Computer use is more general than deterministic scripts. It can cross application boundaries, inspect a screen before acting, and handle workflows that ordinary page selectors cannot express. The model can also mistake one button for another, follow prompt injection embedded in a page, or become expensive in tokens and time when the loop runs longer than expected. Both Anthropic and OpenAI treat the feature as provisional. Anthropic labels it beta and insists on sandboxing with human confirmation for consequential actions. OpenAI says the security of the setup is the user's responsibility.

Human Review Point

Accepting terms, submitting forms, authorizing payments, and interacting with sensitive accounts should remain human-confirmed steps, even when the browser interaction itself feels routine.

Choose the Setup by Failure Mode

To choose among these approaches, ask how you expect the run to fail and what you want to be looking at when it does.

Playwright is the default when you need reproducibility, explicit assertions, traces, and code reviewable by other people. MCP browser tools make sense when you already trust the server setup and want the agent to use it interactively inside Claude Code or a similar client. Computer use is worth the overhead in narrower circumstances: the interface crosses applications, depends on visual state, or resists ordinary selector-based automation. OpenAI's current guide also documents a hybrid option, a code-execution setup that can use browser libraries such as Playwright for loops, conditional logic, and page inspection while still falling back to visual interaction when needed.

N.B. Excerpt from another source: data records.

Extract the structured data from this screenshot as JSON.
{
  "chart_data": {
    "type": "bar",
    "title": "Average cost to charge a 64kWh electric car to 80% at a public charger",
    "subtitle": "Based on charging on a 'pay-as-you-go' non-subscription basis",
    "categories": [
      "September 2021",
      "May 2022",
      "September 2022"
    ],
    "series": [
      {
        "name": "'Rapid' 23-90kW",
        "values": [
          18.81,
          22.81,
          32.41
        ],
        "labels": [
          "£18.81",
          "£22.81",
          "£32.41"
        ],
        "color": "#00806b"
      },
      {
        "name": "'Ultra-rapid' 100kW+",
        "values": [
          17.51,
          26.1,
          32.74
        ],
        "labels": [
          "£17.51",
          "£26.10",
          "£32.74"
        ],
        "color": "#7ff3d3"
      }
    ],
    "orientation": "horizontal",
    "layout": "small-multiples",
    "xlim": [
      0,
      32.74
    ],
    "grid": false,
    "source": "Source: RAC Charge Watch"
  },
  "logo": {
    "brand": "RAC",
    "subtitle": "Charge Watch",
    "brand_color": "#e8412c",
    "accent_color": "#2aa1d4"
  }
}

Case Study: A Report Behind Login

The problem

Return to the dashboard scenario from earlier: a logged-in interface, a date picker, a filter drawer, a CSV download, and no API. The interface is slow, but stable enough.

Playwright is the natural starting point here. The browser context can hold the authenticated state, the date picker and filter drawer can be addressed with explicit locators, the CSV download can be asserted, and a trace can be saved when the workflow breaks. If the first attempt turns into a struggle over brittle selectors, the task may move toward a hybrid setup or a screenshot-first loop. Knowing why you escalated, and being able to say what specifically broke, will save time if you need to revisit the approach later.

Save the login and authentication setup separately from the extraction logic.
Store browser state outside the repository and keep it out of version control.
Record traces on failure.
Treat the downloaded file as the next inspectable artifact in the workflow.

What changes in agentic work

The agent can draft the setup quickly. You should spend your time on the authentication boundaries, meaningful assertions, saved traces, and the steps that still need a human.

When to Stop Escalating

A few signals suggest you have pushed the automation further than it can usefully go:

The script is a visual guesser because the interface itself is unstable.
The browser actions can no longer be explained in a small, auditable sequence.
The workflow crosses into sensitive accounts or irreversible decisions.
You see that an API, an export, a saved session, or a static file would be simpler. (This happens more often than you might expect.)

When the target is data embedded in a page, scraping is a lighter approach. A structured endpoint, if one exists, is more stable still: see Working with APIs.